Trump also signaled some willingness to make greater use of trial research conducted in other countries in the FDA approval process but did not provide specifics about how that would work.
“We’re reviewing drugs that were approved abroad or approved here for other uses,” Trump said.
“If treatments that are known to be safe in Europe, Japan or other nations are effective against the virus, we’ll use that information to protect the health and safety of the American people,” he said.
Some of the president’s critics said the remarks were confusing and betrayed a lack of knowledge about how medicines come to market.
“At the White House press conference today, President Donald Trump continued to spew misleading, overly optimistic and often incoherent statements about potential treatments for the coronavirus that may be on the horizon,” Michael Carome, health research group director at the liberal consumer advocacy group Public Citizen, said in a statement.
It’s common for clinical trial data reviewed by the FDA to be conducted in foreign populations, so it was unclear what Trump meant by how the FDA would “use that information.” The FDA didn’t respond to questions about whether Trump meant that approvals made by foreign regulators would result in a U.S. approval.
Although hydroxychloroquine is an approved drug, Trump is promoting it for a use that hasn't been tested to treat COVID-19 using the FDA's gold standard for approval, a randomized clinical trial. There is some limited evidence that in combination with other therapies, it can be effective against other coronaviruses like SARS, and some early attempts to use it against COVID-19 have been promising enough for authorities in other countries like China and South Korea to recommend using the drug for treatment.
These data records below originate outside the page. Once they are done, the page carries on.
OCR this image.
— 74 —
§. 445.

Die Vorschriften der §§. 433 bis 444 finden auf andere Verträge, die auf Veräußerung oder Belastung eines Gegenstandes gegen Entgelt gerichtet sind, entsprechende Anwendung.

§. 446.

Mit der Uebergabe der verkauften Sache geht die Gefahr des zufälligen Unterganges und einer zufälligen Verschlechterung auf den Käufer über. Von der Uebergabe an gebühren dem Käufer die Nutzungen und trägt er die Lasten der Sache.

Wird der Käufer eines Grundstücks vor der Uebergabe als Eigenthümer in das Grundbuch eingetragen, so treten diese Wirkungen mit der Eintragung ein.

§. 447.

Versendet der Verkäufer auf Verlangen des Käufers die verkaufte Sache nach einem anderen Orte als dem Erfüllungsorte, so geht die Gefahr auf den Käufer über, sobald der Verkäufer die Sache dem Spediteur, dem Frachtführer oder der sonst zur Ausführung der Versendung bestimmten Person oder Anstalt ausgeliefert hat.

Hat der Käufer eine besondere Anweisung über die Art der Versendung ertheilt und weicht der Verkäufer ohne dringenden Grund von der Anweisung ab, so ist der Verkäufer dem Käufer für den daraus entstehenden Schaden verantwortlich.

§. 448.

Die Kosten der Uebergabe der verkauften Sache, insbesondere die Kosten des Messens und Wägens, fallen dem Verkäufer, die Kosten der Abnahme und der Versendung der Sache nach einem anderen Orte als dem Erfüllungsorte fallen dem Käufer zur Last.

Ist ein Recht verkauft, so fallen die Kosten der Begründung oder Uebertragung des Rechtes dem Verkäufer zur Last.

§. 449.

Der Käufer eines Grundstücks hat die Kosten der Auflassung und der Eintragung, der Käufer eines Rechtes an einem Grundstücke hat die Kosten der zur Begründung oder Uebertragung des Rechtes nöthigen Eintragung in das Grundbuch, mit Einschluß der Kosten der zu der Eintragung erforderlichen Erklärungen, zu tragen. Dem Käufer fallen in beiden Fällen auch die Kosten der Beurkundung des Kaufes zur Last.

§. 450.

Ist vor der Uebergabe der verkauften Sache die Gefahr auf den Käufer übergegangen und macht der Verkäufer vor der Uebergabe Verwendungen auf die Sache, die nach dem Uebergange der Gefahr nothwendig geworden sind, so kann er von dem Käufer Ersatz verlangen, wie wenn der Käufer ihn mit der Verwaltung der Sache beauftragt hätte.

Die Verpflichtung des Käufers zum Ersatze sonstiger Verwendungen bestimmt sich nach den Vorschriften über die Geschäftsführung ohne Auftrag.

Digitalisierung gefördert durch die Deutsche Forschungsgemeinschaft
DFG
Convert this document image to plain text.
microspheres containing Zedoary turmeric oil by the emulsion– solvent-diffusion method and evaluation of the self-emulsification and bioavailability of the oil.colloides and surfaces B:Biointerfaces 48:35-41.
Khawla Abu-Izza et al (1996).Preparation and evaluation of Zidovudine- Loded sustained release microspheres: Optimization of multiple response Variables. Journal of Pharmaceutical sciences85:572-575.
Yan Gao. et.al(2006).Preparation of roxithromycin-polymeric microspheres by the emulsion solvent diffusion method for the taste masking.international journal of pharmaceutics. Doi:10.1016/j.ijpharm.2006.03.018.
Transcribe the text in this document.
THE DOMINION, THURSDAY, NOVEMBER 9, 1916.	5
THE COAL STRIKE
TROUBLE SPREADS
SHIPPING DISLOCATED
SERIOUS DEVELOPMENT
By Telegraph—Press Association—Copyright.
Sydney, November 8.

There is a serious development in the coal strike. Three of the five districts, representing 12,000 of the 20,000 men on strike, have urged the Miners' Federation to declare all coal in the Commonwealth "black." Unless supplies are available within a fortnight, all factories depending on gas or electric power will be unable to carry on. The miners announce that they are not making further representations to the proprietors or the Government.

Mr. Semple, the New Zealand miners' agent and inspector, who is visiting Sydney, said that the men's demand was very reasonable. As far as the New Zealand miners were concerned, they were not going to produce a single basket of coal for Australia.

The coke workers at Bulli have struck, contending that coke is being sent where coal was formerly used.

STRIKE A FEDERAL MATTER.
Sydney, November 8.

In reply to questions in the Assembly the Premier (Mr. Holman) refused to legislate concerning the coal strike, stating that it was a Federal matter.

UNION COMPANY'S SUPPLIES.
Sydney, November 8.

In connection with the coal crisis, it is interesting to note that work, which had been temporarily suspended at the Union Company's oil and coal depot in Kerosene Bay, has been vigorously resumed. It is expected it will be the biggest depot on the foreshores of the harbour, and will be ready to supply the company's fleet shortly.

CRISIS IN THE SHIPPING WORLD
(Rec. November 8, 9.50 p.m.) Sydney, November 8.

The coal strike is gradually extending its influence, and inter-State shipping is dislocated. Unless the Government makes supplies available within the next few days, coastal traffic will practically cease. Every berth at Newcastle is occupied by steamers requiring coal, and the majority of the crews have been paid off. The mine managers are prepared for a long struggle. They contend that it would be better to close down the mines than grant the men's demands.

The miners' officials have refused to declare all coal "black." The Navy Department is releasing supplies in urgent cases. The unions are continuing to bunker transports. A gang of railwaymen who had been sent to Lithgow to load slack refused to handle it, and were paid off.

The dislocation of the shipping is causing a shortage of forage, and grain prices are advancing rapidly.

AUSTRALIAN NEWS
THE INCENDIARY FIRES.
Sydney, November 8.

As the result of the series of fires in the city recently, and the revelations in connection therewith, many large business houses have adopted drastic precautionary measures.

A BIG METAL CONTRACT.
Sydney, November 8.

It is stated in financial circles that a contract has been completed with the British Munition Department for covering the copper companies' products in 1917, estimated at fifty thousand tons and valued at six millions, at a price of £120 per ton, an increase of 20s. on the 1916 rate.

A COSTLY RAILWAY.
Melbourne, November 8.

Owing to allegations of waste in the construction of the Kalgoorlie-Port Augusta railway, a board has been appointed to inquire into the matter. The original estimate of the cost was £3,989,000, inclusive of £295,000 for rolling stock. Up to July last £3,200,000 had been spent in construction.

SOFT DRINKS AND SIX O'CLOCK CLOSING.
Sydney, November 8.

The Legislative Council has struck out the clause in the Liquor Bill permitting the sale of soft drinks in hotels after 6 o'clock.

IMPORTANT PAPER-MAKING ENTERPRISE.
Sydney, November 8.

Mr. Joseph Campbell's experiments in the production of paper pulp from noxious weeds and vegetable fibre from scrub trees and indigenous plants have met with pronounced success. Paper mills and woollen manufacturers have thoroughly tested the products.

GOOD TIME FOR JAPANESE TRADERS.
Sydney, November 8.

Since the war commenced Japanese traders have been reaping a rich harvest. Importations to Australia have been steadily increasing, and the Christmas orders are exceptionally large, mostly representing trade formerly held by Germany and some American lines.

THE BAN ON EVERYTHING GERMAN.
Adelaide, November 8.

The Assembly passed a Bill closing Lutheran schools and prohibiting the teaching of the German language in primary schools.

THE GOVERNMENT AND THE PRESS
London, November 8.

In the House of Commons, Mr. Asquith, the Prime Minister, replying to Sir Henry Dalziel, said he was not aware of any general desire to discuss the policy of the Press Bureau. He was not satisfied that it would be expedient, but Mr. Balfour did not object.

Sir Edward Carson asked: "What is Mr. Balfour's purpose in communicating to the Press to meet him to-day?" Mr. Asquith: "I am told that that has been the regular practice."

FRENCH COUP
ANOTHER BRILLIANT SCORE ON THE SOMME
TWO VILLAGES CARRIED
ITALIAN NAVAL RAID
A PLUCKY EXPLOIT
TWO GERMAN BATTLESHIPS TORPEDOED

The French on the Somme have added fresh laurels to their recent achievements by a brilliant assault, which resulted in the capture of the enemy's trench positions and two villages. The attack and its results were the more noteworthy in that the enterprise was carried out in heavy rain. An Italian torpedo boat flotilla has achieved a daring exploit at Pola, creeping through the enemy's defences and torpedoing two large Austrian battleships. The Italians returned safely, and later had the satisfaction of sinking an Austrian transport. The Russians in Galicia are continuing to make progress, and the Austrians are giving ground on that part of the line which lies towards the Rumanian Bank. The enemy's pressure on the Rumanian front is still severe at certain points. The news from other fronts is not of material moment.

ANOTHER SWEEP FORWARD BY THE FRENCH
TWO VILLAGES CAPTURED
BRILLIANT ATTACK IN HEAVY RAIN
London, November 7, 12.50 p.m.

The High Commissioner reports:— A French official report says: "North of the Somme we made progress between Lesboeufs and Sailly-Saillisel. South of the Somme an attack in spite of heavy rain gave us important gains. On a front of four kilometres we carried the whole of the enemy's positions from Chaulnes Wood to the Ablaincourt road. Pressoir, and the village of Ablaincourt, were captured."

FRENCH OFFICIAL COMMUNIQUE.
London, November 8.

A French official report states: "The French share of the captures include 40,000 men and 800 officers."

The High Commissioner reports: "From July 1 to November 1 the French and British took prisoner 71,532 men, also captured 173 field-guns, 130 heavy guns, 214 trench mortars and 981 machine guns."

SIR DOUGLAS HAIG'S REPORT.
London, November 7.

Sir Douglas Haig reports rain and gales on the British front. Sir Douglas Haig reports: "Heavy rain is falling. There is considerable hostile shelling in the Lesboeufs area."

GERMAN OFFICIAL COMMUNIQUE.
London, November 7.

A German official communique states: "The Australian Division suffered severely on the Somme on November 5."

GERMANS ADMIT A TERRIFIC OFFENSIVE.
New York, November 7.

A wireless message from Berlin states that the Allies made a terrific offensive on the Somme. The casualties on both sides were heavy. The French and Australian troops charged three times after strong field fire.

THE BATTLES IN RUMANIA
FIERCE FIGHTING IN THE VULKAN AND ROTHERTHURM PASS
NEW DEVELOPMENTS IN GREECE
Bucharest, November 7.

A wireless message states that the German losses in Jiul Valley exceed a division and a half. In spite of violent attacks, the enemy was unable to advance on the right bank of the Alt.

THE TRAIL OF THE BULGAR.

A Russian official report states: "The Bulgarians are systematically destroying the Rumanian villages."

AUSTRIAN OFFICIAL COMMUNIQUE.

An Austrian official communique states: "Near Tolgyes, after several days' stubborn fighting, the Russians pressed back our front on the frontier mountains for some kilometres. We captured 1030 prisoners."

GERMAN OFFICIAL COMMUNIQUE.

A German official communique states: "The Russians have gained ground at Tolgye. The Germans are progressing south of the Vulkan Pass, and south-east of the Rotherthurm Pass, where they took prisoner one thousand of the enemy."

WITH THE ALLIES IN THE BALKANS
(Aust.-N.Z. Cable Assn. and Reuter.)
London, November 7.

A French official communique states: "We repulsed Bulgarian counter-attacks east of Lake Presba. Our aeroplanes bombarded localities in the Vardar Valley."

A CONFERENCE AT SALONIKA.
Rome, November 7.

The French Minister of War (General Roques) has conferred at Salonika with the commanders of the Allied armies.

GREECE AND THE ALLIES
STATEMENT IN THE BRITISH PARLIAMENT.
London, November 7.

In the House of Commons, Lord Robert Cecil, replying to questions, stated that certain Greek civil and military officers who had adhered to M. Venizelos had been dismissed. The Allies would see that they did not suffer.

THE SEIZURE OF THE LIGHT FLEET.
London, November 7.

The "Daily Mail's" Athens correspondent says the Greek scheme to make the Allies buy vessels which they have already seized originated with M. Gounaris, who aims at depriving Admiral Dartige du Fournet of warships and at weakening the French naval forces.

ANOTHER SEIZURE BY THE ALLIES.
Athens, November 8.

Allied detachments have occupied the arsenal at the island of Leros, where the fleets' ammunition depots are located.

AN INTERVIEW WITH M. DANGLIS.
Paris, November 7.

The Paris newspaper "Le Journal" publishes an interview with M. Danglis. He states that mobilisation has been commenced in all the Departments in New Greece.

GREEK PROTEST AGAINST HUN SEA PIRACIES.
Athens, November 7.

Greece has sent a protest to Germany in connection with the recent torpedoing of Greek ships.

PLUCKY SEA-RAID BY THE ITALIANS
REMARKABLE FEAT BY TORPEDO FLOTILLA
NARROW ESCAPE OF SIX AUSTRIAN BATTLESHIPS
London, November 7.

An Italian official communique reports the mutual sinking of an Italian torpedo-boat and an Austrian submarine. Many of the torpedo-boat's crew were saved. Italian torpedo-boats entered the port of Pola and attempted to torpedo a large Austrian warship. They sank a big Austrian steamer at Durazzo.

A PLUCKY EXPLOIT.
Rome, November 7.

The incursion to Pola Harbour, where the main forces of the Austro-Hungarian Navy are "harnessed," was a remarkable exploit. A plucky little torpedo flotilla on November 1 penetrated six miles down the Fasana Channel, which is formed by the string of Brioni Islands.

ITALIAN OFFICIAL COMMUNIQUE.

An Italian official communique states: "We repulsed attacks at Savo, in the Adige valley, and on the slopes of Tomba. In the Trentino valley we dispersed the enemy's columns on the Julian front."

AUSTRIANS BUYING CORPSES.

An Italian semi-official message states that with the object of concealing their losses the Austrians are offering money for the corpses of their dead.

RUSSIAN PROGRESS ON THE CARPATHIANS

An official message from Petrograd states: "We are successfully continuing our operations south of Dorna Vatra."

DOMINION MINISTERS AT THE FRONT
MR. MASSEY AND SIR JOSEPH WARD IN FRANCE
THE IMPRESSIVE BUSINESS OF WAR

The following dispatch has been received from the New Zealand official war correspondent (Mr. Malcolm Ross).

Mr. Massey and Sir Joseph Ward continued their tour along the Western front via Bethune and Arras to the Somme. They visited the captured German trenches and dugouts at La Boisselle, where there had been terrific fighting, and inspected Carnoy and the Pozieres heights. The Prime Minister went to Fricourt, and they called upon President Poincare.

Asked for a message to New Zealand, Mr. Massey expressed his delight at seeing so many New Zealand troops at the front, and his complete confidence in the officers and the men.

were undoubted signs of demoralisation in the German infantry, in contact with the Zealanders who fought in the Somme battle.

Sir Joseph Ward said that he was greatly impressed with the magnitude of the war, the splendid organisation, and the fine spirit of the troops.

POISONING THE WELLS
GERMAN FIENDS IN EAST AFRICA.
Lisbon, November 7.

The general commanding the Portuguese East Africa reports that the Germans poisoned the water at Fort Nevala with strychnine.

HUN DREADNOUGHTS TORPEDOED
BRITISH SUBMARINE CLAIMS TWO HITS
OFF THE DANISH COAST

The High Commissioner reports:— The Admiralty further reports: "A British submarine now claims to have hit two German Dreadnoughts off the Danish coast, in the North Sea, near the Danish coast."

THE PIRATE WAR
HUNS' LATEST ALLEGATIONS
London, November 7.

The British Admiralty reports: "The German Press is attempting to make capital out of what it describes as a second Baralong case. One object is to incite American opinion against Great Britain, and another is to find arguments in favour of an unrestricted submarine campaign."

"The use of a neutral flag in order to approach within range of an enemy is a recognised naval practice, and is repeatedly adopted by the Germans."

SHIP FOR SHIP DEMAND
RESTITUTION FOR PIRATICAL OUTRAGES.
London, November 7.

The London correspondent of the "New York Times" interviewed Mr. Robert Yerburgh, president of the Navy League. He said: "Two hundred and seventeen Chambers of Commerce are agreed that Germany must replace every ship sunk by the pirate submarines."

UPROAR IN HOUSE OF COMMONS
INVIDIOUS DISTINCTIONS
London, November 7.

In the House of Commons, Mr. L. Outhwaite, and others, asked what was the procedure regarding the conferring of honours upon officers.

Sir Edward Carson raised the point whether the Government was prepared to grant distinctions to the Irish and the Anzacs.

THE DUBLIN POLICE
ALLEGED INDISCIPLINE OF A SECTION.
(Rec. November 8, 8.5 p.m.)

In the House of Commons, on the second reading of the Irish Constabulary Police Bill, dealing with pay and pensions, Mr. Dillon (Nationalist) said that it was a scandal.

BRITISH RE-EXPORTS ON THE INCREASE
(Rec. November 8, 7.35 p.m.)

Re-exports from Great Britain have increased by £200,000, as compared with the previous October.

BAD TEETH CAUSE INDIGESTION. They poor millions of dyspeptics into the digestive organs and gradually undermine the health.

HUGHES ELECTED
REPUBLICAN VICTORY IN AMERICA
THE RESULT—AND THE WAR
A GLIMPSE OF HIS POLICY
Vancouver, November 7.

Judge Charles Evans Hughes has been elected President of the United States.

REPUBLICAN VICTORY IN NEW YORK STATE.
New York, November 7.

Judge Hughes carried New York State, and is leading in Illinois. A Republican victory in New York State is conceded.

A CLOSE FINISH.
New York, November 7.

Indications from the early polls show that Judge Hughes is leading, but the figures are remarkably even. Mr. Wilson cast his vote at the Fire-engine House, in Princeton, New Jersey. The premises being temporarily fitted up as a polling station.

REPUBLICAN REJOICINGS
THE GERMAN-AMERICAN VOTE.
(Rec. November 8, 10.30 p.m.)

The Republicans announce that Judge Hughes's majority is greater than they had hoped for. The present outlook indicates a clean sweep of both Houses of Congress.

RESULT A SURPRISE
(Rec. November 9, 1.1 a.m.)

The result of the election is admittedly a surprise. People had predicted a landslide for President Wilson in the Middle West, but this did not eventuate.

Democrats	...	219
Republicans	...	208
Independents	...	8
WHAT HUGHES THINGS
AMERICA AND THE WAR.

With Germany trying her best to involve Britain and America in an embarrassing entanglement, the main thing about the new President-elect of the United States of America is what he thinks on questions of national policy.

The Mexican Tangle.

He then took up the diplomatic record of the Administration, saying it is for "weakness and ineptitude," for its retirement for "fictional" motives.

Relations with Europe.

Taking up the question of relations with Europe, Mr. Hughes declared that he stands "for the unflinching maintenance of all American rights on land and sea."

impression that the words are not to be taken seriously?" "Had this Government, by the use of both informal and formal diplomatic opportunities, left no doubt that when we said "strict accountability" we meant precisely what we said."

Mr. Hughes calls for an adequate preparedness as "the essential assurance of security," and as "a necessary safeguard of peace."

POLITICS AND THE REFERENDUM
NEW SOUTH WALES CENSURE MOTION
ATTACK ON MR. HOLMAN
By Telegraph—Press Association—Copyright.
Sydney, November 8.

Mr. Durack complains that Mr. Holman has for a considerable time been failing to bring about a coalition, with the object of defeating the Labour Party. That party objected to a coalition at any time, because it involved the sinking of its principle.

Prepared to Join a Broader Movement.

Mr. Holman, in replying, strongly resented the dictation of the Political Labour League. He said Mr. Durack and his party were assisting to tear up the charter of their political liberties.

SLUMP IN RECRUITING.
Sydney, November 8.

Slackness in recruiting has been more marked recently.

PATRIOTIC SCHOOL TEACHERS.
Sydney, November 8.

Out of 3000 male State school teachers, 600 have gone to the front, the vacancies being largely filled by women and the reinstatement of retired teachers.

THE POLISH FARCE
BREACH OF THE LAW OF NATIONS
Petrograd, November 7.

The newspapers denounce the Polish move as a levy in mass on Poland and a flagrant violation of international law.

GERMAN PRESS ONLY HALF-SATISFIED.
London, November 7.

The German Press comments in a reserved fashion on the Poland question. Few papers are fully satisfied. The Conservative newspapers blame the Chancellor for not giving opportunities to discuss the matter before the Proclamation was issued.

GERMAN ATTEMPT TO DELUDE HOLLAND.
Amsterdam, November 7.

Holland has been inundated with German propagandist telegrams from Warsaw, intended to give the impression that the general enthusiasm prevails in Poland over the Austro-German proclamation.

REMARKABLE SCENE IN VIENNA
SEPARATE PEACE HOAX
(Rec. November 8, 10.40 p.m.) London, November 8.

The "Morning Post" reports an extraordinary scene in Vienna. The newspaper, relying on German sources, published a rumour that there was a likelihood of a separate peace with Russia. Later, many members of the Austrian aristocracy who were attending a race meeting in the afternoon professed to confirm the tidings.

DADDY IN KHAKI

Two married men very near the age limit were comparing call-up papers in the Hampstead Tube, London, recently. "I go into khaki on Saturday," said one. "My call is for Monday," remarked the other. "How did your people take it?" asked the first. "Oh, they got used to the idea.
The White House did not respond to a request for more details, such as what research officials are studying to support the idea that hydroxychloroquine or chloroquine could be an effective therapy for COVID-19.
FDA is collaborating with other agencies and universities to investigate whether chloroquine can be used to treat some COVID-19 patients with mild to moderate symptoms. The drug may reduce the duration of the symptoms, the agency said.
There is evidence that chloroquine can treat COVID-19, Chinese researchers with the Wuhan Institute of Virology have found, but they say global production of chloroquine is more limited than hydroxychloroquine.
So far, there's little evidence yet supporting the use of hydroxychloroquine to treat COVID-19, according to the researchers.
Another study showed hydroxychloroquine in combination with another drug could be helpful, but the researchers only studied 42 people and the study was not a randomized clinical trial. An author of that paper was featured on Tucker Carlson Tonight on Fox News on Wednesday night, several conservative news outlets reported.
Sanofi, which makes the combination drug used in the French pilot study, said more research is needed.
"Keep in mind it is very important to highlight that to date there is insufficient clinical data to draw any final conclusions over the clinical efficacy or safety of hydroxychloroquine (or chloroquine) in the management of COVID-19," said spokesperson Ashleigh Koss.